At least 44 people died in a fight between rival gangs at a prison on the outskirts of the northern Mexican manufacturing city of Monterrey on Sunday, authorities said.
Victims were beaten, stabbed and stoned when a fight broke out early on Sunday, said Jorge Domene, security spokesman for the state government.
Inmates at the prison in Monterrey, about 140 miles (225 km) from the border with Texas, include members of Mexico's Gulf cartel as well as the feared Zetas cartel. It is not clear if the fight was between those two groups, Domene said.

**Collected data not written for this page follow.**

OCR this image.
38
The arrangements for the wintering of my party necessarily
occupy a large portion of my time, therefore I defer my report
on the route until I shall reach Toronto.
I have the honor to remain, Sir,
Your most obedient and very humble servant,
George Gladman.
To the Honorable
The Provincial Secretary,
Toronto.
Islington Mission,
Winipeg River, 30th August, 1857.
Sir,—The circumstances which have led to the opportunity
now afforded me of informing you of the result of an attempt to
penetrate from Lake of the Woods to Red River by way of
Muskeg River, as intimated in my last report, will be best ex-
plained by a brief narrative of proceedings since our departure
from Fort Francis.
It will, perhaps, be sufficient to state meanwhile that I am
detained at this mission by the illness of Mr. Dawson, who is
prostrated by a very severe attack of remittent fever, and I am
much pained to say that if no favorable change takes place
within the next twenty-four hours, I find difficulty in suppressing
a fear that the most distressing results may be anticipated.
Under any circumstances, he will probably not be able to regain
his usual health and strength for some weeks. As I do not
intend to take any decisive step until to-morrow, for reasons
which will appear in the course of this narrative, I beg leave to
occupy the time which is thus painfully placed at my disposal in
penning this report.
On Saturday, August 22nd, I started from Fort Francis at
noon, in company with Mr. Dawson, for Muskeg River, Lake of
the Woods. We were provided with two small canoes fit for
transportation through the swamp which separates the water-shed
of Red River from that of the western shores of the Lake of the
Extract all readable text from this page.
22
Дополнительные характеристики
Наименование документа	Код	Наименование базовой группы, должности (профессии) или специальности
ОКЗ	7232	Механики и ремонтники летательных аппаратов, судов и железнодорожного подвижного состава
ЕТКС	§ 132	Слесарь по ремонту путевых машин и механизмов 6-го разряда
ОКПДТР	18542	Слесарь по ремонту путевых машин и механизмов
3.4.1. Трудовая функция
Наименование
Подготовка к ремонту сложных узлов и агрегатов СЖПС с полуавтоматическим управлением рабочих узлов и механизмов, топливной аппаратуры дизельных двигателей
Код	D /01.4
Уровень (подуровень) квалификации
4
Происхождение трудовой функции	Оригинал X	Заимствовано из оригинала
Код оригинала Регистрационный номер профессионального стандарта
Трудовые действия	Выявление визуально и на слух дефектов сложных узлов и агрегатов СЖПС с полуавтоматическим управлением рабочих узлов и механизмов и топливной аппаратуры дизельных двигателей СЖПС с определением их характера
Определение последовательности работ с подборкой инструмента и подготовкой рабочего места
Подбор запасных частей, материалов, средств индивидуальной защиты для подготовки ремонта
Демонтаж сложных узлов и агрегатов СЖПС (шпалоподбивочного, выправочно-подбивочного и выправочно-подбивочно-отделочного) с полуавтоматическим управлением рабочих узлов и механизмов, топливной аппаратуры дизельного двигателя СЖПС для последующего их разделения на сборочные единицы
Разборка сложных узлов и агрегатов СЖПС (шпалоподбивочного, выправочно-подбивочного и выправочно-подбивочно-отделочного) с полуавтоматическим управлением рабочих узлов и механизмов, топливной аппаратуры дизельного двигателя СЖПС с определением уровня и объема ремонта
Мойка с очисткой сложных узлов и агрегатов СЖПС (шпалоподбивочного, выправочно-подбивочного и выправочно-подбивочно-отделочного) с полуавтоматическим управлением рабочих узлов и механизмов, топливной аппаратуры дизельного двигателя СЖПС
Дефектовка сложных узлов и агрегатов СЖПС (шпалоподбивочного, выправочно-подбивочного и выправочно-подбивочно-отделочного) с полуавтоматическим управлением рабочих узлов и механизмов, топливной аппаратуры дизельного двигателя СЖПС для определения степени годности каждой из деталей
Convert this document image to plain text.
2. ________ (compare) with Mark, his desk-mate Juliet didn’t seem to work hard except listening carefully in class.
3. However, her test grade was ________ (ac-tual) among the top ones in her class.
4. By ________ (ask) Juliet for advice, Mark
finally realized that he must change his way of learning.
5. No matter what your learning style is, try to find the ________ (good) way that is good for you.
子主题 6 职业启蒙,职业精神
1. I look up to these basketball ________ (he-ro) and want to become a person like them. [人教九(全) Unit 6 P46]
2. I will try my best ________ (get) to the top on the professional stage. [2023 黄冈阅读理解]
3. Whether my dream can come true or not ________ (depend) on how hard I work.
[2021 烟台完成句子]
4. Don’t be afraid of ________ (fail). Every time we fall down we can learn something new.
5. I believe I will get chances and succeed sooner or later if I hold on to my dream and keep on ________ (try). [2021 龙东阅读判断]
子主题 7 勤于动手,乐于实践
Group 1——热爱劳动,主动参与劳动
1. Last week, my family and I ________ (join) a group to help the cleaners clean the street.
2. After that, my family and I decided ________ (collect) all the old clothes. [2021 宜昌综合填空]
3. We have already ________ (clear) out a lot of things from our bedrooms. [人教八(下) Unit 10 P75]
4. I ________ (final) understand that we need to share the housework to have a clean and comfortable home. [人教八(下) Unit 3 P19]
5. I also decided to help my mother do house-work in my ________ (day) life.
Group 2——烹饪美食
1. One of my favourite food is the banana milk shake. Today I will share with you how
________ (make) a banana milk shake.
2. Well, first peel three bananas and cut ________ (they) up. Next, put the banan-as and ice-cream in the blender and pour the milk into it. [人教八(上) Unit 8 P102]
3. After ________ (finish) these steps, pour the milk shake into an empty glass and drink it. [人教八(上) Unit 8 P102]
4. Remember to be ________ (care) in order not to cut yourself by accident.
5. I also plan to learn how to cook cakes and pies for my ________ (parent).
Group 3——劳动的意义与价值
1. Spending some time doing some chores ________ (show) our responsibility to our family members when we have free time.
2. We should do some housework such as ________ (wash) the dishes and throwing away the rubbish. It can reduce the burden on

We hope that once the bodies are identified, we'll be able to say who was responsible for the attack, he added.
The prison was secured at about 6 a.m. (1200 GMT) and an investigation began shortly afterward, Domene said.
Prisons in the region are plagued by overcrowding, corruption and mass escapes.
A fire in a prison in Honduras last week killed more than 350 inmates.
In Mexico, where prisoners held on federal drug charges are mixed with common criminals, the prisons are also troubled by violence tied to the powerful drug cartels battling for control of smuggling routes along the U.S.-Mexican border.
During another fight between rival gangs in January in a prison in the northern part of the country, 31 inmates died and 13 were wounded.
About 50,000 people have been killed in Mexico in the past five years since President Felipe Calderon launched an offensive against drug gangs.
Monterrey, the capital of Nuevo Leon state, is a wealthy city that has been plagued by violence as Calderon escalated the war on drug trafficking.